Bernhard’s mature novels are notoriously paragraph-free tirades that skirt constantly on the brink of being boring – indeed, for some readers, dive headfirst over the edge – and his plays are mostly similar in construction. At one stage, Bernhard trained to be an opera singer and in his diatribes’ repetition and elaboration of themes one can see similarities to eighteenth-century arias. The President comprises, in effect, two monologues: the opening half the First Lady’s; and the second, the President’s. Bernhard presents his performers with a huge challenge to make them work theatrically.

The President Roslyn Packer Theatre credit Daniel Boud 051Julie Forsyth as Mrs Frolick, Olwen Fouéré as the First Lady, and Hugo Weaving as the President (photograph by Daniel Boud)

In the co-production by the Sydney Theatre Company and Ireland’s Gate Theatre at present at the Roslyn Packer, despite the best efforts of a valiant, talented, hard-working cast, The President refuses to take wing. Of sound and fury there is plenty but of signification little. The President comes across as decidedly less than the sum of its parts.
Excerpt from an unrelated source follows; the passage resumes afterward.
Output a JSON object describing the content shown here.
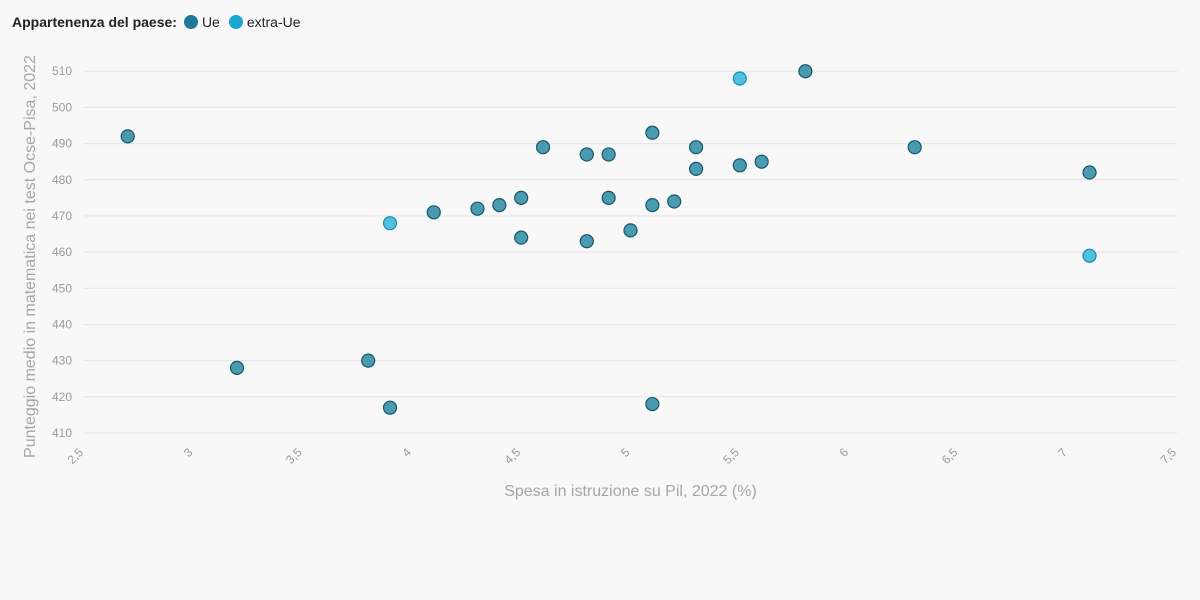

In his novels Bernhard mostly filters his narrative through an observer which gives him an extra level of complexity. Moreover he frequently shows an ambivalence towards his characters. He ends Woodcutters (1984), his most acerbic work, by admitting: ‘I hated these people but could not help loving them.’ But here we have a rather hackneyed picture of an authoritarian couple. Do we really need to spend two and a half hours being told that dictators are lecherous, self-obsessed oafs and their wives narcissistic paranoiacs?

There has been yet another failed assassination attempt on the President in which a trusted adviser has been shot and the First Lady’s beloved lapdog has dropped dead of a heart attack. As the couple prepare for the adviser’s funeral the First Lady taunts, derides, and unburdens herself to her maid Mrs Frolick. Bernhard described Gerda Maleta, the woman on whom he based the First Lady, as having ‘two ounces of brains and seven pounds of sex’, a description which the lady in question immediately confirmed by taking the comment as a compliment. Olwen Fouéré’s version is a much icier creature, despising her husband, fearing her son, who, she suspects, fired the fatal bullet, and reserving any remaining tenderness for the memory of her dog. Fouéré and Julie Forsyth as the put-upon servant manage to squeeze some humour out of their scenes and Fouéré’s performance is a technical tour de force but Bernhard hasn’t given her or director Tom Creed any opportunity to develop the character, and Fouéré’s performance is all surface.

As the President, Hugo Weaving is luckier in that we get more of a sense of the President’s background as he rambles on first drunkenly to his young mistress, the decidedly unimpressed Kate Gilmore, and then to his Portuguese hosts. Weaving is especially effective as his character becomes drunker, leading to the one genuinely shocking moment in the play. But although we learn a bit more about the President, what we learn is not particularly interesting.

Elisabeth Gatsby’s set, a box with an open forth side, works well as both the gloomy presidential mansion and the terrace of a Portuguese hotel, and she has some fun with the costumes, especially one the unfortunate Mrs Frolick is forced to wear. Stephan Gregory mixes light music and threatening noise to create the sense of a rancid operetta.

This production is apparently both the Irish and the Australian première of The President. Unfortunately, it is easy to see why it has taken this long for the play to appear in both countries.


 

The President (Sydney Theatre Company) continues at the Roslyn Packer Theatre until 19 May 2024. Performance attended: 17 April.